By Shawnee Seitz

Summertime usually means time to light up the grill. With growing evidence linking red meat and processed meat consumption to cardiovascular disease and cancer, we should find creative ways to reduce these types of food without sacrificing our summer grilling. Reducing meat consumption is also beneficial to the planet. The World Resources Institute recently recommended that Americans cut their average meat consumption by 40% in order to create a sustainable food future. Since most Americans don’t eat the recommended amount of fruits and vegetables, it makes sense to swap some traditional grilling foods like hamburgers and hot dogs for more plant based grilling recipes. Here’s a few ideas to try.

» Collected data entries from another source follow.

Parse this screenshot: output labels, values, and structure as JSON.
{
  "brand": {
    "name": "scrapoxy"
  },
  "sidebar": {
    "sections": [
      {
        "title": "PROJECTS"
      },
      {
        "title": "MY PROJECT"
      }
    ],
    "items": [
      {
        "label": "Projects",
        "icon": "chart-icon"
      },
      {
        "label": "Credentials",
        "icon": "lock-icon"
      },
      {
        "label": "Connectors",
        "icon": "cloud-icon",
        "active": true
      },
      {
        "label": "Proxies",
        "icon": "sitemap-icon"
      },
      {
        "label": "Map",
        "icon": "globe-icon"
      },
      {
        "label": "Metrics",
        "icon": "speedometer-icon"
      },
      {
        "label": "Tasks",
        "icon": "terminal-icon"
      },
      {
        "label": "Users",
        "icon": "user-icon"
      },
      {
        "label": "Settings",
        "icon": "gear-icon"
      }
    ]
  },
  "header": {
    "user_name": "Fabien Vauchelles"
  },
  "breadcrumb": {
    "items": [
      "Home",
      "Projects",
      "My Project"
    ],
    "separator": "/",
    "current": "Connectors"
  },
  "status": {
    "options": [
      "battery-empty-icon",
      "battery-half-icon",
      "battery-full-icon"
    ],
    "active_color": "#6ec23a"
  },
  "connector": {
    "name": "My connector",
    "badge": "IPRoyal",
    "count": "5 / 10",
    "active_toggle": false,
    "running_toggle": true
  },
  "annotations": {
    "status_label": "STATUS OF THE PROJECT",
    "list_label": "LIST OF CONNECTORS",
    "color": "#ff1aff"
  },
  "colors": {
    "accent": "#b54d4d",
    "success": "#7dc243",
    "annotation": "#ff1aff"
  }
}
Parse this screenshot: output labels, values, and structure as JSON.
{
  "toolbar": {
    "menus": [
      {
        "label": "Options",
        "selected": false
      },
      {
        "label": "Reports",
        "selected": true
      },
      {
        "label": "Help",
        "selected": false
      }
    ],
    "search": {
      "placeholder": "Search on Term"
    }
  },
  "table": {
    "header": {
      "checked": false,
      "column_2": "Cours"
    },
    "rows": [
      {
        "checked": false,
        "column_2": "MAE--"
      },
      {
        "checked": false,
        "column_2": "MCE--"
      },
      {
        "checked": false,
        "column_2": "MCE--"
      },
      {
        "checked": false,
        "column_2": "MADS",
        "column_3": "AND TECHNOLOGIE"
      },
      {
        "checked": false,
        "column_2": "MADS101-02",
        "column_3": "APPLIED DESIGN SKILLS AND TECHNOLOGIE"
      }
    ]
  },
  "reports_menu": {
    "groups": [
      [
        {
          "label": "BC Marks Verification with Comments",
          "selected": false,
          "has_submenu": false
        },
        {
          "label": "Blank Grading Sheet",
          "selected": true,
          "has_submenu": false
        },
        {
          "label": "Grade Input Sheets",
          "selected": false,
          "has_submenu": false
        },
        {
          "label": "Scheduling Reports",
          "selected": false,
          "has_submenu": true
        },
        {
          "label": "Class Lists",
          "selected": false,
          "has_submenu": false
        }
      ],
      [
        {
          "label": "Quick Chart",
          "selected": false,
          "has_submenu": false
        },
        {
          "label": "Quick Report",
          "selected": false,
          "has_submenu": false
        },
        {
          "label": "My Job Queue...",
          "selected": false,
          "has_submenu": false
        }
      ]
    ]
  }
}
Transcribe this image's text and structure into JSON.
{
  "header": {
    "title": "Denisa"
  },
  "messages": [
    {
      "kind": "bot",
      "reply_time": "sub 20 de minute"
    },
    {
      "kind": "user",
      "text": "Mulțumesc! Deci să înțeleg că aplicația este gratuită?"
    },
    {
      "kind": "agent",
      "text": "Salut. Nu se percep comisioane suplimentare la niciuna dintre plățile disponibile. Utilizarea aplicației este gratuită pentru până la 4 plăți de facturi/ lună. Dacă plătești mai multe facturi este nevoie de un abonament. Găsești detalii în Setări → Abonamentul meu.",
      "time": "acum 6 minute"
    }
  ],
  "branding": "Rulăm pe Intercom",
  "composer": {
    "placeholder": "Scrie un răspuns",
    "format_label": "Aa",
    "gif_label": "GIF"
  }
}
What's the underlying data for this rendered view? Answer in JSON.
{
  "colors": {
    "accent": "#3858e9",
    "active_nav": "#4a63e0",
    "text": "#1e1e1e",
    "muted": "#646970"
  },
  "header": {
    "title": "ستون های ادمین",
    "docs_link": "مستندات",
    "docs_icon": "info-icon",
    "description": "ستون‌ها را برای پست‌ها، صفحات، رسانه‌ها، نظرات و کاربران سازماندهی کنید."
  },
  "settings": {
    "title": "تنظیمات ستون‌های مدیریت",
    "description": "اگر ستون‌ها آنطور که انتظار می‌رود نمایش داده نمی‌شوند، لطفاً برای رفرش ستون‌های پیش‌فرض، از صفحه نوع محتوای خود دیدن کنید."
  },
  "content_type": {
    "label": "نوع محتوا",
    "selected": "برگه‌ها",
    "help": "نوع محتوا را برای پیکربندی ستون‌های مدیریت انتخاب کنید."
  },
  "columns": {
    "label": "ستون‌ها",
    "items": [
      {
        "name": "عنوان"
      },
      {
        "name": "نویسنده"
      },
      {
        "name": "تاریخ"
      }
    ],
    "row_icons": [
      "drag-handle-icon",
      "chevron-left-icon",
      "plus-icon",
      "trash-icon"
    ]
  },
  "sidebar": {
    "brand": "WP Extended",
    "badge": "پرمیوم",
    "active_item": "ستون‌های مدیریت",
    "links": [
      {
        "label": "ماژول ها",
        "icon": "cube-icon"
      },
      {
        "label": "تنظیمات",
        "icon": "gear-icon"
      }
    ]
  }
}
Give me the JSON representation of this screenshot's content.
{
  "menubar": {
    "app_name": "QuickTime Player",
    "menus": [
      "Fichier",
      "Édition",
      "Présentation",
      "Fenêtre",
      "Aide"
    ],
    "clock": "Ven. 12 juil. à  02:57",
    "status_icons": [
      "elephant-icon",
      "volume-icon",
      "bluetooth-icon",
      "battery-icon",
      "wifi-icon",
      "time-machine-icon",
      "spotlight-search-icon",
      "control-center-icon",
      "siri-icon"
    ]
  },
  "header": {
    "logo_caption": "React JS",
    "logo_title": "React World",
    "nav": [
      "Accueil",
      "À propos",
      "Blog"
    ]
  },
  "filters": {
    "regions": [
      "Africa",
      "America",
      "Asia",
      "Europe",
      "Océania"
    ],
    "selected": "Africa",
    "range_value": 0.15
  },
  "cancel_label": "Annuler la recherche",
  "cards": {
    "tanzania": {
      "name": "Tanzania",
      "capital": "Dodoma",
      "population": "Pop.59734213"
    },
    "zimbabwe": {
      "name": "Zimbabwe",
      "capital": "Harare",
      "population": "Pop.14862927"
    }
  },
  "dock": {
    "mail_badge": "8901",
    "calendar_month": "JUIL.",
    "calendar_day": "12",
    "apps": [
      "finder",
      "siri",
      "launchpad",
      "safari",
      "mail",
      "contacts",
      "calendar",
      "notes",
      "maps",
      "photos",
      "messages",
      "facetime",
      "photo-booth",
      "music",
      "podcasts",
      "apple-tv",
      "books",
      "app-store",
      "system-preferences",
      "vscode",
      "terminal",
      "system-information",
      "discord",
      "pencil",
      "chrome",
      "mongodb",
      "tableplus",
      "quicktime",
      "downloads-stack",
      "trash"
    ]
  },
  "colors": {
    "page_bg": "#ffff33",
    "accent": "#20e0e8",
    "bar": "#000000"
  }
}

 Grilled vegetable kebabs- Thread your favorite vegetables on skewers, brush with olive oil and throw on the grill. Rotate every 5 minutes until vegetables are softening and browning. Using a variety of different colored vegetables will give you a variety of vitamins, minerals and phytochemicals, which have been shown to have many potential health benefits. Try using red onions, mushrooms, bell peppers, zucchini, and summer squash. You can also throw some fruit like pineapple on the skewers for some sweetness.

Grilled fish foil pouches- The American Heart Association recommends we eat fish twice a week. Try cooking your favorite seafood in an aluminum foil pouch, you can even add some extra veggies in with it like asparagus, potatoes, and cherry tomatoes. Just add fish, olive oil, lemon, and any herbs you like to the foil pouch. Fold the edges of the pouch so it’s completely sealed, grill pouches for 10-15 minutes or until fish reaches an internal temperature of 145 degrees. Some of the best fish choices for heart health are oily fishes including salmon, mackerel, lake trout, albacore tuna, and sardines.

Grilled cauliflower steaks or cabbage steaks- Both cauliflower and cabbage provide a nutritious boost of Vitamin C and fiber. To make these vegetables into “steaks”, start by trimming off ends of vegetable. Cut vegetable into ½ -1 inch “steaks”, drizzle with olive oil and season the way you like (try using your favorite Mrs. Dash salt-free seasoning). Keeping a close eye on them, grill for a few minutes on each side, flipping until both sides are tender and crispy on the outside.

Portobello mushroom burger- Using a vegetable with a steak texture can make a good swap for a burger. You can even give the mushroom a meaty flavor by marinating with balsamic vinegar, low sodium soy sauce, and steak seasoning. When grill is heated, brush the grates with oil and start grilling the mushroom burger. Grill for about 5-7 minutes on each side or until tender. Assemble your burger the way you would your typical beef burger or try using a whole wheat bun, reduced-fat Swiss cheese, red onion, and spinach. 

Grilled Fruit- Grilling fruit caramelizes the sugars in fruit and brings out the flavor for a sweet treat or great addition to a summer salad. Peaches, pineapple, watermelon are all great for grilling. Start by cutting fruit down to desired size.

  • For a peach dessert, just half peaches, brush with oil and throw on grill, grill both sides. Sprinkle with cinnamon and serve with vanilla ice cream if you like!
  • Cut pineapple into 1-inch cubes, brush with oil and grill until they are slightly tender. Try chopping up the grilled pineapple to add to a salsa or taco dish.
  • Grilled watermelon can add a fresh sweet taste to a summer salad. Start by cutting watermelon into triangles with the rind attached. Grill watermelon slices for about 2-3 minutes each side or until grill marks appear. Try adding the grilled watermelon to an arugula or spinach salad with some feta cheese and balsamic vinegar.